Given the Court’s rejection of Ford’s “strict causal relationship” arguments, the new decision threatens to expand personal jurisdiction in unforeseeable ways. Defendants should be prepared to face more lawsuits filed outside the defendant’s home state, relying on Ford as a jurisdictional hook.



[i] Bristol-Myers Squibb Co. v. Superior Ct. of California, San Francisco Cty., 137 S. Ct. 1773 (2017).

[ii] See, e.g., Menken v. Emm, 503 F.3d 1050, 1058 (9th Cir. 2007) (“[T]he Ninth Circuit follows the ‘but for’ test.”); Tatro v. Manor Care, Inc., 625 N.E.2d 549, 553 (Mass. 1994) (adopting “a ‘but for’ test”); Shute v.
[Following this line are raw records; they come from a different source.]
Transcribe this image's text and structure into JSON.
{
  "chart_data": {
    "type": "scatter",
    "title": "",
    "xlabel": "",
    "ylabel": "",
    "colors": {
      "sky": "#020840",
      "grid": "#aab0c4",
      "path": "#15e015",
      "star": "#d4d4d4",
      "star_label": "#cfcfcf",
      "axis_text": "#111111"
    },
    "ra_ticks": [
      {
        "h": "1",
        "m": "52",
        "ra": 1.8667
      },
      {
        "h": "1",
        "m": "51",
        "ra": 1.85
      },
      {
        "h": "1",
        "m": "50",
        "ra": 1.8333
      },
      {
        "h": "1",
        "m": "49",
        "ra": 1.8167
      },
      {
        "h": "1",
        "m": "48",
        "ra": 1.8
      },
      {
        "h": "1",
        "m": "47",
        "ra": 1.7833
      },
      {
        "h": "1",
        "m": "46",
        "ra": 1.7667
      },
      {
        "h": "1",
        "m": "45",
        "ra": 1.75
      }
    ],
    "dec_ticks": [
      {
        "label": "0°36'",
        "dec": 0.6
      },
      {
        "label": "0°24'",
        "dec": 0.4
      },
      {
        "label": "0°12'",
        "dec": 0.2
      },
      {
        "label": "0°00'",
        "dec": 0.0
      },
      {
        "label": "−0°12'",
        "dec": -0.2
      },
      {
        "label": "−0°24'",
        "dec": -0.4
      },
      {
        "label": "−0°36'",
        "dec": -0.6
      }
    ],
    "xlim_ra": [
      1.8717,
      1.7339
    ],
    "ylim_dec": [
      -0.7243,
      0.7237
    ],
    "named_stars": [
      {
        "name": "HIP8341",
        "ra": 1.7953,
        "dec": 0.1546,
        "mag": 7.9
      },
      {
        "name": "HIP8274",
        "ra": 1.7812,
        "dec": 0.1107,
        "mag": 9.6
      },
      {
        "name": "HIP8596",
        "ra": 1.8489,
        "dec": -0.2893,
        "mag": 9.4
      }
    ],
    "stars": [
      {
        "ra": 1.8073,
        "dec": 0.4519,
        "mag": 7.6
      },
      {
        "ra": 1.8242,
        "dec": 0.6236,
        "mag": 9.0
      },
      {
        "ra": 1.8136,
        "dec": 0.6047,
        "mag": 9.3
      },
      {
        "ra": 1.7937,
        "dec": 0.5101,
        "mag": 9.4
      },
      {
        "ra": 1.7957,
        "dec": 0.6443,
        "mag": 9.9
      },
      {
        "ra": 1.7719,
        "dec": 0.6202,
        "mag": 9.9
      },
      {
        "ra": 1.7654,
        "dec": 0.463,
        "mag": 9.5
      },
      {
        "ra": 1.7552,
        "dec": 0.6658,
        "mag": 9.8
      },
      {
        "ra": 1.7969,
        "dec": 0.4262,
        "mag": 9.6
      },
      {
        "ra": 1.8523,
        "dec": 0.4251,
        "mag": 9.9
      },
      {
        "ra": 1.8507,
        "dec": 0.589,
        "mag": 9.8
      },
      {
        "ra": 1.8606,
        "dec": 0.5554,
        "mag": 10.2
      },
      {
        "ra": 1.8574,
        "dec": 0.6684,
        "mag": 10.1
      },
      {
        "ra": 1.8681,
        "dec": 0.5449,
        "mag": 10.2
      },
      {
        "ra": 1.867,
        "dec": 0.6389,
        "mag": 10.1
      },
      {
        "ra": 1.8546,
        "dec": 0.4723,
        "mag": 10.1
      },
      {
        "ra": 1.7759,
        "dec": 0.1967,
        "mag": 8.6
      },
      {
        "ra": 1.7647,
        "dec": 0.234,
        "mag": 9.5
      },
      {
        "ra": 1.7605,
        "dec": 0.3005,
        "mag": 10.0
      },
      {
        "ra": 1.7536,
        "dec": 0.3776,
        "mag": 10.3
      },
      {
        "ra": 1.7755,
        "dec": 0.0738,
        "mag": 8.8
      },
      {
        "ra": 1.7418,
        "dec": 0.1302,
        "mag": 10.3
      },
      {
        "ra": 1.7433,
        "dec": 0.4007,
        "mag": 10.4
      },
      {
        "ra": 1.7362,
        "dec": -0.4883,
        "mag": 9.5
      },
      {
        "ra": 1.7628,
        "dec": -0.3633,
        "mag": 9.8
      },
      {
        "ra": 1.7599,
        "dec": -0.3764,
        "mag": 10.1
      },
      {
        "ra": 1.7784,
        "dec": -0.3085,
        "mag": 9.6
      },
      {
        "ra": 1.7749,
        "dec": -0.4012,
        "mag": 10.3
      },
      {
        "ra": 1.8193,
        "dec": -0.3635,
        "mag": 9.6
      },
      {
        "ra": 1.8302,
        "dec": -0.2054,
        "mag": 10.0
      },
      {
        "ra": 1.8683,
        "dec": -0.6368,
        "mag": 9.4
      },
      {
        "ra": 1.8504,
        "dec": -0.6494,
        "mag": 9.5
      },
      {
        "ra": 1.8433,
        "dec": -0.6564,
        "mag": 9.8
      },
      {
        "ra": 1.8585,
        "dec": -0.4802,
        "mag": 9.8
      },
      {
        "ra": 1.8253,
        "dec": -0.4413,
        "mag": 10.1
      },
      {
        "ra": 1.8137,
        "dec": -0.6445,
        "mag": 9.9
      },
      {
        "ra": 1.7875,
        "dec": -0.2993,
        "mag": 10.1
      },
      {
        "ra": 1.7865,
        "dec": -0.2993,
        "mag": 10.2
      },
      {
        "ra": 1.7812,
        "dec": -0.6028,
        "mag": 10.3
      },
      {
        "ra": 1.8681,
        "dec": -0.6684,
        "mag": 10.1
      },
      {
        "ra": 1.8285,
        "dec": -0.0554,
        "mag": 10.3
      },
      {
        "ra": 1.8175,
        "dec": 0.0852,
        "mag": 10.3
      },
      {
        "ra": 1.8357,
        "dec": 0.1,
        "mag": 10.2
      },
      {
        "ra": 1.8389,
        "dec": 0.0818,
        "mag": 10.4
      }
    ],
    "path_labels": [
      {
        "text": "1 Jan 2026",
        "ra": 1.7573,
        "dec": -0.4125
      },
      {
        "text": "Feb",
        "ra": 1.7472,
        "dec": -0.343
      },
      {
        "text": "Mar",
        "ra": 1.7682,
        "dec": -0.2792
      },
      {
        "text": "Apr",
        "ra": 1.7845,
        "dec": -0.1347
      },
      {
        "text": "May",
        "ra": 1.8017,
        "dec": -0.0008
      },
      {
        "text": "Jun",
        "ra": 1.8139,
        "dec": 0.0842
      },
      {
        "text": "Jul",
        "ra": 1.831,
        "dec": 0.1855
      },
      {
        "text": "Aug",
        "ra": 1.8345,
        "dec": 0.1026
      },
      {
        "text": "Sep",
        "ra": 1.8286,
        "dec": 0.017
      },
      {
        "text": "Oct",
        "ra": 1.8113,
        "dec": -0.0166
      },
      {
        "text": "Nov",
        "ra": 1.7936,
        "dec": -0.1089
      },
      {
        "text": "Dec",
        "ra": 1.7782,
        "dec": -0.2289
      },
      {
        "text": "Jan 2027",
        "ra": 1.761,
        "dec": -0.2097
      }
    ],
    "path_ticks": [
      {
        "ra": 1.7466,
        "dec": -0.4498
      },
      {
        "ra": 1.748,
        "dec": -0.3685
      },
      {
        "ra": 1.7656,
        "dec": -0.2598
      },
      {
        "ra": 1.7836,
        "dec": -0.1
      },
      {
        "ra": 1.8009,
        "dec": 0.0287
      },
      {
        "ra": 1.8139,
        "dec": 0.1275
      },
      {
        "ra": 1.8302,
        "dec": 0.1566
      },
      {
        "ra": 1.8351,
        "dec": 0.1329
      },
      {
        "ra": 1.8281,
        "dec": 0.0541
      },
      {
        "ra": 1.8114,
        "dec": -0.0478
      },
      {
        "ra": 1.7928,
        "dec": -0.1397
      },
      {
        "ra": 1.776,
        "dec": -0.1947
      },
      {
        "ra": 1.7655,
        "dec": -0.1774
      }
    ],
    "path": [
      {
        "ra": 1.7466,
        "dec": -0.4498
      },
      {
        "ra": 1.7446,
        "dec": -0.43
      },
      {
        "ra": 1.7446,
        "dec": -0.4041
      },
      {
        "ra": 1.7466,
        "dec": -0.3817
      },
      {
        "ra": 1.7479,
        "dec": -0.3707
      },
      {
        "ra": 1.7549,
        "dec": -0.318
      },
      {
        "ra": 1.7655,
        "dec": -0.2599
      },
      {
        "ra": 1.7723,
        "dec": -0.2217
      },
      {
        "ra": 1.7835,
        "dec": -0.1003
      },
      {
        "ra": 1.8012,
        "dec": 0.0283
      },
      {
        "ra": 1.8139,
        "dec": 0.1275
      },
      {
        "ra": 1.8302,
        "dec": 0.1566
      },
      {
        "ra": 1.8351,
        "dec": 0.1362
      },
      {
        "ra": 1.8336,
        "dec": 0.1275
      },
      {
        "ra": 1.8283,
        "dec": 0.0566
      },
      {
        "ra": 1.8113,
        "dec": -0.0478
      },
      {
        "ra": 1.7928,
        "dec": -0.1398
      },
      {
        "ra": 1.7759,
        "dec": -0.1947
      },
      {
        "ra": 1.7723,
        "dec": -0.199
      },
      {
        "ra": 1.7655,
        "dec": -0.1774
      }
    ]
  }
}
Carnival Cruise Lines, 783 P.2d 78, 81-82 (Wash. 1989) (en banc) (“We adopt the ‘but for’ test.”).

[iii] See, e.g., O’Connor v. Sandy Lane Hotel Co., 496 F.3d 312, 323 (3d Cir. 2007) (“[S]pecific jurisdiction requires a closer and more direct causal connection than that provided by the but-for test”); uBID, Inc. v. GoDaddy Grp., Inc., 623 F.3d 421, 430 (7th Cir. 2010) (“But-for causation would be ‘vastly overinclusive.’ . . . On the other hand, requiring proximate causation between contacts and claim would exclude too many claims”).

[iv] See, e.g., Beydoun v. Wataniya Rests. Holding, Q.S.C., 768 F.3d 499, 507508 (6th Cir. 2014) (“[T]he Supreme Court has emphasized that only consequences that proximately result from a party’s contacts with a forum state will give rise to jurisdiction.”); Harlow v. Children’s Hosp., 432 F.3d 50, 61 (1st Cir. 2005) (“[D]ue process demands something like a ‘proximate cause’ nexus”).

[v] See, e.g., Compania de Inversiones Mercantiles, S.A. v. Grupo Cementos de Chihuahua S.A.B. de C.V., 970 F.3d 1269, 1285 (10th Cir. 2020) (“This court on several occasions has declined to choose between but-for and proximate causation, finding that neither test was outcome determinative given the facts at hand.”).

[vi] See Helicopteros Nacionales de Colombia, S.A. v. Hall, 466 U.S. 408, 416 n.10 (1984) (“[W]e decline to reach the question[] [of] whether the terms ‘arising out of’ and ‘related to’ describe different connections between a cause of action and a defendant's contacts with a forum); In re Chinese-Manufactured Drywall Prod. Liab. Litig., 753 F.3d 521, 543 (5th Cir. 2014) (“The Supreme Court has yet to distinguish between the ‘arise out of’ and ‘relate to’ requirements.”).

[vii] Bristol-Myers Squibb Co., 137 S. Ct. 1773, 1780 (2017) (“[T]he suit [must] arise out of or relate to the defendants contacts with the forum.”).